Quando si parla di militari e eserciti in Sardegna, spesso si sente usare il termine occupazione militare, e capita di vedere delle facce fare una smorfia strana, specie se forestiere.

Indubbiamente il termine in questione è un termine forte, che evoca territori spesso lontani da noi, il medio oriente ora, l’oriente qualche decennio fa, ma anche zone dove si consumano conflitti violenti ed efferati, pensiamo a Ceuta o a Belfast solo per citarne due tutto sommato non lontani da noi.

Qualcuno obietterebbe che proprio azzardando questi paragoni ci si dia la zappa sui piedi, ammettendo un’oggettiva differenza, ma ne siamo sicuri?

Se esistesse un’unità di misura per quantificare l’occupazione militare subita dai territori quale sarebbe? Ovviamente tante. La durata, l’estensione, la violenza, il numero dei morti, la forza dell’imposizione, la repressione delle cicliche recrudescenze che vi si oppongono.

Ebbene mi sembra che tralasciando la provocazione dell’unità di misura, possiamo ragionare in termini di indicatori, cioè quali di questi aspetti insistono sui territori, e nella fattispecie in Sardegna.

Senza trasformare questa piccola riflessione in un tedioso elenco di sfighe, si può dire che per quanto riguarda la durata siamo ben oltre i 70 anni di un’occupazione militare (in senso stretto degli eserciti) così come la conosciamo e subiamo ora (tralasciamo quindi quella storica delle varie dominazioni ovviamente). 70 anni sono un tempo che anche a livello storico sta battendo di decennio in decennio numerosi record.

Per quanto riguarda l’estensione la Sardegna “ospita” il 60% del demanio militare dello Stato italiano pur avendo una popolazione pari al 2%.

La violenza, se anche non è stata quella guerreggiata del Vietnam o quella di una chiara contrapposizione come quella algerina, porta con se decine di morti di quel conflitto asimmetrico che da sempre si combatte in Sardegna, che va di pari passo con la forza della violenza dell’imposizione di questa condizione, basti pensare all’operazione Forza Paris, all’esproprio forzato per la creazione di tutti i poligoni, alla capillare e oppressiva presenza sproporzionata di divise sul territorio, dai cacciatori di Sardegna ai carabinieri.

Vi è poi la “violenza nascosta”, consumata lentamente giorno dopo giorno dentro i nostri corpi o nei letti degli ospedali, delle patologie mortali e non, causate dall’attività addestrativa militare.
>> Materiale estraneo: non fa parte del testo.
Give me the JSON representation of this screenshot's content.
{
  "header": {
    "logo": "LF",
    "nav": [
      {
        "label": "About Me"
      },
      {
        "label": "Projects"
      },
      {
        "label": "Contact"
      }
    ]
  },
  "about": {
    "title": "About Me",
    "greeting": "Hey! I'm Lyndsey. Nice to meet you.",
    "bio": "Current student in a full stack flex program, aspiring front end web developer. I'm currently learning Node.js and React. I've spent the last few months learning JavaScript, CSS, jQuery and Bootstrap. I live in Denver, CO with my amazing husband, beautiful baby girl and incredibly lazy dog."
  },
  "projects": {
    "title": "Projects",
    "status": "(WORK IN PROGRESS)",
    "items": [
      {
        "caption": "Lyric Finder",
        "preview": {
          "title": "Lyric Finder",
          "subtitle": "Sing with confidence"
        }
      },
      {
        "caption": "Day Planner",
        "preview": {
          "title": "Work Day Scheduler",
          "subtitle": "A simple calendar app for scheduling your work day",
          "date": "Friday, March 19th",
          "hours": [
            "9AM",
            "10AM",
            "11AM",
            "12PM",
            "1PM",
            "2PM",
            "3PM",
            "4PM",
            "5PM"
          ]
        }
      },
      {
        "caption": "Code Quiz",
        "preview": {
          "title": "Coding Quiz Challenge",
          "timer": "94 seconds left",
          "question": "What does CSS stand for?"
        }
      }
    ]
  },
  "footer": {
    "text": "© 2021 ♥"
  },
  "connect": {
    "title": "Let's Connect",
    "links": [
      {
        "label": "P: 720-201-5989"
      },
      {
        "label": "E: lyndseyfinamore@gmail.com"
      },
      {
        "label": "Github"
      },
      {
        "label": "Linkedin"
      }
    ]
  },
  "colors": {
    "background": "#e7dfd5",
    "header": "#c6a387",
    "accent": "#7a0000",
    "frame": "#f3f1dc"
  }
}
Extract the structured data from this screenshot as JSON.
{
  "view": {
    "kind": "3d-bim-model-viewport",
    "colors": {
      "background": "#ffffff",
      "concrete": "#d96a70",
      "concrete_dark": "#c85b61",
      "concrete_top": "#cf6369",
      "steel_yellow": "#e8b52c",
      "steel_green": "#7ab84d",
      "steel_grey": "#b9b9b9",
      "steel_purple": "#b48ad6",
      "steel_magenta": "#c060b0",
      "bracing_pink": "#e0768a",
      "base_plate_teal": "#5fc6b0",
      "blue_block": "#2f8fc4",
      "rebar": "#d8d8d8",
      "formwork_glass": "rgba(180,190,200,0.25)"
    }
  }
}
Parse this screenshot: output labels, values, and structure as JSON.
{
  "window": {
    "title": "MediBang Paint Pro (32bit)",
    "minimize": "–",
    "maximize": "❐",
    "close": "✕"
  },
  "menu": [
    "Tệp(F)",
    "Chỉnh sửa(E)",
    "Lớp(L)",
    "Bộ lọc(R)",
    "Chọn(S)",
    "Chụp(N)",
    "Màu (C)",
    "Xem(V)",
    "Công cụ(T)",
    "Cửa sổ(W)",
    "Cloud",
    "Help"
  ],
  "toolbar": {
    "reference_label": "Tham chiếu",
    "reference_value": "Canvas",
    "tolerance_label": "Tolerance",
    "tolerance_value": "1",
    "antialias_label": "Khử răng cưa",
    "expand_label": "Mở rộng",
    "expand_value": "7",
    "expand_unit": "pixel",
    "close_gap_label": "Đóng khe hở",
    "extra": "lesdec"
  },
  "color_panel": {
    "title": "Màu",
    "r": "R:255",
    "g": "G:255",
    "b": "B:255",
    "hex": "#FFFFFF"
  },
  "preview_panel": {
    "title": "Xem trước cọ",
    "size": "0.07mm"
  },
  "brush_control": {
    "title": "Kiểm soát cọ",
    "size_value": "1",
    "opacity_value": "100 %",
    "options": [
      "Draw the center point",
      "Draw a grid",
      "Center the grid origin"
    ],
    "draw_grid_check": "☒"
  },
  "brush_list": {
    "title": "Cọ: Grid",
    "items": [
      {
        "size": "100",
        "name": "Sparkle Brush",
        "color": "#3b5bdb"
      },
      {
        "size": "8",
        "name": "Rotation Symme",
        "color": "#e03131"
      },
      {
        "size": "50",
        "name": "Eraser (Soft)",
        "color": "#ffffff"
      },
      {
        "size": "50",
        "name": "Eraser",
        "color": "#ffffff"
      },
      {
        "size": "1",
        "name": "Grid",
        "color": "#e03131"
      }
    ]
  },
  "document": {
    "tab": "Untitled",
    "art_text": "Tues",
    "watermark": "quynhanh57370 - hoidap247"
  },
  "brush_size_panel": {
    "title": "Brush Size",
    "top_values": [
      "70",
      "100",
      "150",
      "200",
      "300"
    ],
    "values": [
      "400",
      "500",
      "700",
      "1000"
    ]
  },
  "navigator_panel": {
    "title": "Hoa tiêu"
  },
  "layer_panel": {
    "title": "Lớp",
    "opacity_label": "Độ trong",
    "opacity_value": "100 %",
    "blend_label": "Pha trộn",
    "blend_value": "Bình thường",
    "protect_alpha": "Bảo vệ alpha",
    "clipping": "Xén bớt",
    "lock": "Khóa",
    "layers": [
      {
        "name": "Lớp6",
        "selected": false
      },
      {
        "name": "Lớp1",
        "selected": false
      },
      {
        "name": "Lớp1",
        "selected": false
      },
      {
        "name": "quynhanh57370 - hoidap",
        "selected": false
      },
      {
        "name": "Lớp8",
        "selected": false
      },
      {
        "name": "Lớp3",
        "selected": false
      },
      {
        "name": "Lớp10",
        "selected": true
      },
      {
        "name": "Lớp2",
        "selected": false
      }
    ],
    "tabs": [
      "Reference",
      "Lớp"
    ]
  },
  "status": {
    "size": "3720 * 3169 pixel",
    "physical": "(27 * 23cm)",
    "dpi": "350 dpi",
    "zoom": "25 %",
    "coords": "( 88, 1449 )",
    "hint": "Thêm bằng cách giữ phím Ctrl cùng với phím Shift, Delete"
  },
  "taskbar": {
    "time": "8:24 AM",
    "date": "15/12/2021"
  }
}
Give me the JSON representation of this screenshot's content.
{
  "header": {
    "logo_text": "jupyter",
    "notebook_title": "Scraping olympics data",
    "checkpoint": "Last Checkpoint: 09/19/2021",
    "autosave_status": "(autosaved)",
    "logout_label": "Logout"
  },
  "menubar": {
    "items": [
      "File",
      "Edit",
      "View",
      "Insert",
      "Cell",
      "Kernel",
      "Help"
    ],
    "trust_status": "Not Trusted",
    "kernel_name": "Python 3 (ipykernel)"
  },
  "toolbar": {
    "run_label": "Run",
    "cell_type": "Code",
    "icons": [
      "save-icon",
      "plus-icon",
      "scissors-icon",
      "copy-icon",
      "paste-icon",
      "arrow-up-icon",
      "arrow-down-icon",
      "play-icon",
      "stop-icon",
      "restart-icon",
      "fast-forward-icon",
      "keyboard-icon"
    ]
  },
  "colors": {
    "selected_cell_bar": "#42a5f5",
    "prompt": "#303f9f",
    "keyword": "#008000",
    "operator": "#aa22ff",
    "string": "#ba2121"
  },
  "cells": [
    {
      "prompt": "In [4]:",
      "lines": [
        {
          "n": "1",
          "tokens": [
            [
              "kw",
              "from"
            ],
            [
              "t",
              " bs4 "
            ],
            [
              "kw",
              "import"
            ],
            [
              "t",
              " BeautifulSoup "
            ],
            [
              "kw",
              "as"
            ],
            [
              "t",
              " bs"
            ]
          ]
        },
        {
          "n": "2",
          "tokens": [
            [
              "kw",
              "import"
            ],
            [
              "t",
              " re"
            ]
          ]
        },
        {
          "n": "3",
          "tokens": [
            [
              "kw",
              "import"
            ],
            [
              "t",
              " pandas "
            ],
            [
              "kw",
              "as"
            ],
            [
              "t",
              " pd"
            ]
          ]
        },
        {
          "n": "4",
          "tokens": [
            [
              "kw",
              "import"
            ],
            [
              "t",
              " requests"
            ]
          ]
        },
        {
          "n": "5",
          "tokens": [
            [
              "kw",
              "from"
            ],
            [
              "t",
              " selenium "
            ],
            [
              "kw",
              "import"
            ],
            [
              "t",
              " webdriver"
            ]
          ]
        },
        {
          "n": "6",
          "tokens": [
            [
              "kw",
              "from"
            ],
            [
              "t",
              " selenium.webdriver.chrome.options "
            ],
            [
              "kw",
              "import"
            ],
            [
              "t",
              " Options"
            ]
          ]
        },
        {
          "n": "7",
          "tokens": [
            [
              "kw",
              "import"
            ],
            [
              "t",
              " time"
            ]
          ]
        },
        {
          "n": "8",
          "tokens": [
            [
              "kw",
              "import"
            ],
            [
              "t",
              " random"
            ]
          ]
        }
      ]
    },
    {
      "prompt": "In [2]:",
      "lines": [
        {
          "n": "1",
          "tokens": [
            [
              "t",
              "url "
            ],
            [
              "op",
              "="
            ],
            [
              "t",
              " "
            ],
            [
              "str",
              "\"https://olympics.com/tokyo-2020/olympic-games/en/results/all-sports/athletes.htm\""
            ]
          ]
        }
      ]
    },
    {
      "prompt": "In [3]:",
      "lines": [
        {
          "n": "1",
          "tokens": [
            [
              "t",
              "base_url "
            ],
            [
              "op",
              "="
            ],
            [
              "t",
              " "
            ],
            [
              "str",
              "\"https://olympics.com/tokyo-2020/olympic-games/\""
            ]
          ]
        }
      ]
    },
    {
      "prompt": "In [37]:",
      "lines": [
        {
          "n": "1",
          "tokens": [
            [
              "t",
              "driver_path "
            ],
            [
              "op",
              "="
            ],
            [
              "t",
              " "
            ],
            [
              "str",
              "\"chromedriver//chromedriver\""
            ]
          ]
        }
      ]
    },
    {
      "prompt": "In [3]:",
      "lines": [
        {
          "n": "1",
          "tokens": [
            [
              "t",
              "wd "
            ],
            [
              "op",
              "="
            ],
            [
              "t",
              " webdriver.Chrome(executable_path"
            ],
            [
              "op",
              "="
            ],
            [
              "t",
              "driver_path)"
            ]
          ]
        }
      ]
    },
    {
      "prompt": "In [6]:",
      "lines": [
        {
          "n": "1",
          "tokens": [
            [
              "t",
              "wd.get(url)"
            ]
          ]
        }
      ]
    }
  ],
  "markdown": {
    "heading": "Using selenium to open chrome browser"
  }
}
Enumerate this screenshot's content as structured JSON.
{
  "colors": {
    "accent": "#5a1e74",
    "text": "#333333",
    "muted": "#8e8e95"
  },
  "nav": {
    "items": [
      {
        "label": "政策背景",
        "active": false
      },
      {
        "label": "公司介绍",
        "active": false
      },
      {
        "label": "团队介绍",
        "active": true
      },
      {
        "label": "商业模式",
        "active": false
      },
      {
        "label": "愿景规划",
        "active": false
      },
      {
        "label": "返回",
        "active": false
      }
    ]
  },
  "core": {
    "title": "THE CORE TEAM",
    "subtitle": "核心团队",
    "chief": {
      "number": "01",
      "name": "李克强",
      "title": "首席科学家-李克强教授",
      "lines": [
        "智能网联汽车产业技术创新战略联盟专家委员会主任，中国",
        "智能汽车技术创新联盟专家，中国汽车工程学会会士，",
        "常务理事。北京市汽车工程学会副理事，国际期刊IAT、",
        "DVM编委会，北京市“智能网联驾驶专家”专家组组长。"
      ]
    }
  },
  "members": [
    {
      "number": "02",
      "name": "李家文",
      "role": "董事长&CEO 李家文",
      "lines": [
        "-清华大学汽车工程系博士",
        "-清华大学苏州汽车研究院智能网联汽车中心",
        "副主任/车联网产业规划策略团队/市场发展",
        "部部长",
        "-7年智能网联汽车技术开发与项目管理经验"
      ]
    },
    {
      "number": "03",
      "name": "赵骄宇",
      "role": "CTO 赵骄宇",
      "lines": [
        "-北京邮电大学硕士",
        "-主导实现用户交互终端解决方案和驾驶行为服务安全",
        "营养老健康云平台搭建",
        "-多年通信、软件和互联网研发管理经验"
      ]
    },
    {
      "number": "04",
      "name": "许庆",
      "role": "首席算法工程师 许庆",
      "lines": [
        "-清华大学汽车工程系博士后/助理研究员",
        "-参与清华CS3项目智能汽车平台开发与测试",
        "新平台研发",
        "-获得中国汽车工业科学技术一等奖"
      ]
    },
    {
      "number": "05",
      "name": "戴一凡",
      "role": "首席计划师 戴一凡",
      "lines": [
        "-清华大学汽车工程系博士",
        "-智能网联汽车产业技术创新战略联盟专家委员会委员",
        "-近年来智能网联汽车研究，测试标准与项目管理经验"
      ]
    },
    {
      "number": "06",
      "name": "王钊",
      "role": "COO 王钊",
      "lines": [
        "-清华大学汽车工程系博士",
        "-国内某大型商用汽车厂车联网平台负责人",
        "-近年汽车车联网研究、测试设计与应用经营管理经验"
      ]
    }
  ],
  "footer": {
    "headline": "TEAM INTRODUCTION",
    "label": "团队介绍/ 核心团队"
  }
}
Non sapremo mai quante sarde e sardi sono morti a causa di ciò. Quelli che conosciamo sono già troppi, da unire alle malformazioni, agli aborti e ad altre patologie “minori”.

Nella storia più o meno recente a confermare il carattere di un’occupazione imposta e mal sopportata, c’è la storia della resistenza ad essa e della conseguente repressione subita da chi si è organizzato per provare ad essere efficace.

La parte finale di questo ragionamento va dedicato ad alcuni aspetti che ormai quasi non notiamo più, che tolleriamo come la sabbia negli occhi di una giornata ventosa.

Il lento e fumoso scorrere nelle nostre strade di lunghi convogli militari, che con i loro vecchi motori diesel (gli unici euro 0 che possono ancora circolare legalmente in tutto lo stato!) si riconoscono da lontano, la presenza nei porti di navi e sottomarini al posto di pescherecci o barche a vela, la costante presenza dei militari nei bar, nelle scuole, nei paesi, specialmente quelli vicino alle basi, e qui da noi sono veramente tanti.

Il dover sopportare le divise mimetiche nelle attività civili, feste paesane o luoghi di ritrovo dove ostentano un’arroganza, forti dell’intoccabilità che le leggi gli riconoscono, che prima o poi gli restituiremo nei denti.

In certi paesi non mancano neanche i boati delle esercitazioni a scandire le giornate e le stagioni.

Infine il fenomeno più difficile da contrastare e da accettare è come 70 anni abbondanti di occupazione militare abbia imposto una prevedibile diffusione del militarismo nella società sarda, intendiamo le migliaia di persone che in qualche forma sono ormai legate ai militari, da mogli&mariti, a figlie&figli, per arrivare a tutti i dipendenti della RWM, della Vitrociset, chi lavora per l’indotto, chi spera di lavorarci, chi prende i sussidi, chi è rimasto affascinato dalle favolette raccontate e altri ancora.

Tutto questo forse non sarà quello che hanno subito alcune popolazioni, come ad esempio quella afghana, però per noi rimane un’occupazione militare, imposta e violenta, contro cui varrà sempre la pena lottare e rischiare un pezzetto della propria libertà per questo.

Per liberare la nostra terra, per non essere complici silenziosi dei massacri in mezzo mondo.